Luckily, I was able to establish contact with Barbara shortly afterwards via Facebook, and subsequently by email. She gave me Alice’s email too, and both were then immensely helpful in filling in some of the blanks about the history of Parkinson’s within our family.

It turned out that William, who was smoker, probably started to show symptoms around the age of 60 but much more than that is difficult to know as in his day people didn’t really talk about such things. Stoicism was the norm, suffering in silence and certainly not sharing health issues with your children. Despite being a distinguished doctor himself, his obituary, published in the British Medical Journal, simply states that he died at the age of 76 after "a long illness".

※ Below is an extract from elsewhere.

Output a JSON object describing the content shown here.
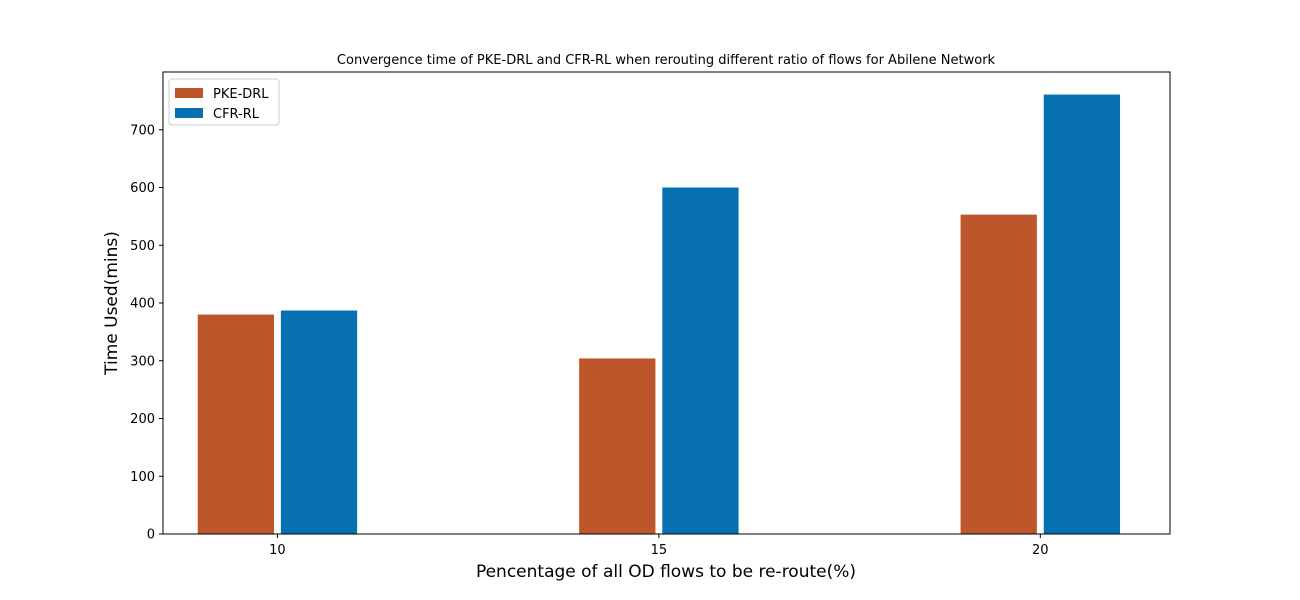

In uncle Jim’s case, the exact onset was similarly not clear, but he likely started to show symptoms soon after turning 50 and he lived with Parkinson’s until his mid-seventies. He was fit and active throughout his life. By all accounts he was a proud man and a good father.

Alice says in one of her emails:

He lived well over 20 years with Parkinson's and it progressed relatively slowly.  He had been in good physical condition, slim, fit and exercised regularly at a gym before it became popular. He also skied and played some golf.

I gather his last few years were more difficult, in a wheelchair some of the time and in discomfort.  Alice’s description of the end is sobering:

The last 5 years or so he had trouble swallowing and speaking.  He lost any motivation to help himself and was hospitalized for a couple of long periods.  On the day he was going to be moved to a nursing home he went into cardiac arrest, not surprising given his previous heart trouble, and his system was septic due to bed sores. He lived another 10 days.

There is a growing view amongst researchers that Parkinson’s likely comes in different types, with varying prognoses and with each one likely to respond to different treatments. It is probable that all the Parkinson’s in our family has the same underlying genetic trigger, with the smokers benefiting from later onset but with the non-smokers like uncle Jim and myself showing symptoms earlier in life.

Although uncle Jim's experience is just one data point, it is the best indication I have of my own future: 20-25 years to live, mostly good years but with a somewhat uncomfortable ending.

Medical science has moved on since his day, I hear you say! Well, yes, but actually not by much. Whilst thankfully bed sores and septicaemia are largely a thing of the past, the primary drugs used to treat Parkinson’s, like L-dopa, are the same and the main innovation has been the introduction of brain surgery (Deep Brain Stimulation) in the later stages.

Nevertheless, the insights provided by my relatives across the pond were very helpful and it was lovely to have re-established contact with the extended family.

There was some exceptionally good news too…

Barbara and Alice are both leading happy and active lives into their seventies – with no signs yet of any Parkinson’s.